Sunday, August 30, 2009

I'm fucking pissed. Rebecca, this is for you.


Alright so listen up your my friend. I've tried helping you in situations with J and B. Rebecca, what u told me, last night really upset me. You have a great boyfriend. sure he's made mistakes but who hasnt? I can tell by the way you speak of him that you really do love him. However, when u told me what happened between you and B that made me think your taking J for-granted. Your in a committed Long distance relationship. It's something i would DIE for. You really have no idea. I love matt. ALOT. I would kill to be with him. Even if its long distance. But that wont happen for me. You have it honestly yeah im a tad jealous of that. Cause u have something i sooo desperately want. and ur taking it forgranted....kissing other guys when u have someone who loves u. It's fucked up.

Wednesday, August 26, 2009

Sounds like Your Just Some Stuck up Asshole to Me

So at work we listen to country mostly, i love country im a huge fan Jason Aldean is my ultimate favorite male artist but its hard to choose a female. However today on some downtime i had while rolling silverware this song came on the radio...now before u read on any further listen to the song. Thanks to 'Imeem' i managed to hesitantly embed it into this blog post. so give it a listen so i know if were on the right page..........Now,this song, i do give it some credit it does sound like someones in the gutter and needs help getting out. It does sound like life. however as i thought more into the song i noticed a tone. a "i dont really give a fuck cause im stinkin rich" tone. and then that just pissed me off. because i thought back to my "situation" only one person knows about it. and i thought to myself if that was me, and someone was telling me yeah shit happens id be pissed off. these writers sure as heck dont know whats going on with the economy. people loosing their jobs, loosing their homes, loosing everything and with families to support. what the fuck. People get a much needed reality check and look around you. yeah its just a song but its a fucked up song that should have NOT been released. I pray your never in a situation like most Americans are in today. thank goodness people helped my family and i out of ours. We will be forever eternally greatful to them.





Thursday, August 6, 2009

Untitled.


Its 12:45 AM and i need to pee. I'm in my room, no lights are on except for the glow of my lap top. (yes my lap top glows. Its is the Savior of lap tops) There's no sound. None. Monotonous. Listening to my ipod, Couldn't stand the silence. I leave my pod on shuffle it plays a random song each time i press play and the song it goes to? "Thinking of You" by Katy Perry. Bah-Humbergh!
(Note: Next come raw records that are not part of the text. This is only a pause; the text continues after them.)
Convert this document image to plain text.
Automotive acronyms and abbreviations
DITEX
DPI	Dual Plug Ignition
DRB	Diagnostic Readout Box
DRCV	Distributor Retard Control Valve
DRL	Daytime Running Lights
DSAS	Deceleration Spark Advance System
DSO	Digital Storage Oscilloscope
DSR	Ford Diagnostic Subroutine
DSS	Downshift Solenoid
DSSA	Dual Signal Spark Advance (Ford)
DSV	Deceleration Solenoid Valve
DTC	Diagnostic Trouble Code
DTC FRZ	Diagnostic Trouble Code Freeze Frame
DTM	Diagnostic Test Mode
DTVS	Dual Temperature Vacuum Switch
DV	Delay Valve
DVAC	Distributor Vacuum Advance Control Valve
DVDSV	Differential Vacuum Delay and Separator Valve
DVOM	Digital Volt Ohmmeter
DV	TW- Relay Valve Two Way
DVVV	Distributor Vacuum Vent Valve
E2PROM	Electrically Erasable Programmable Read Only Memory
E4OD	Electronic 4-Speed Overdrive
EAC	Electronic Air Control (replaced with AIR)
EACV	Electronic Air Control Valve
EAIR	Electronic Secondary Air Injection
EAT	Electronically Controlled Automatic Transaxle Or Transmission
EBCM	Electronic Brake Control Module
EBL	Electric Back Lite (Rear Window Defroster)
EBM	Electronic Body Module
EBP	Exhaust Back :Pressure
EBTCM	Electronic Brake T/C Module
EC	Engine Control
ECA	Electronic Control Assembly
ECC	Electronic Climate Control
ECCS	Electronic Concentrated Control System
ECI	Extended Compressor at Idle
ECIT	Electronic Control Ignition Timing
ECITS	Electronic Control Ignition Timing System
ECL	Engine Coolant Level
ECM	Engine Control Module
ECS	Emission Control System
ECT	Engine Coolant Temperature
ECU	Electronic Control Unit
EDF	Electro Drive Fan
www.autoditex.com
I need to clean my room. Badly. there's dust bunnies everywhere, pens scattered accross the floor, tiny scraps of paper, and my comforter has found sanctuary by being bunched up in a corner. gah. I found a picture online, it's really pretty, thinking of this gives me peace. A comforting feeling, knowing that in my dreams he'll always be with me. Willingly. In my dreams our love will never end and we'll spend everyday falling deeper and deeper in love, staring up at the sky like the couple in this photograph. Wait erase that, we ARE the couple holding hands, in love, Knowing it's just them on earth at that moment, having no worries, having nothing but adoration towards each other.

It's just you & i.


Sunday, August 2, 2009

Kiss Me Quick but Make it Last....

He's everyehere. And i do mean everywhere. He's in my dreams, where he is making me trip over my feet, drool, and make my mind blank when he looks at me or speaks to me, he makes me laugh out loud while im asleep. he's always on my mind which only makes it seem like im insane because either im giggling or i have a permanent smile attatched and no way to wipe it off. most of all he's always around, Im walking down the street i see someone who looks like him. I can't help but see him everywhere.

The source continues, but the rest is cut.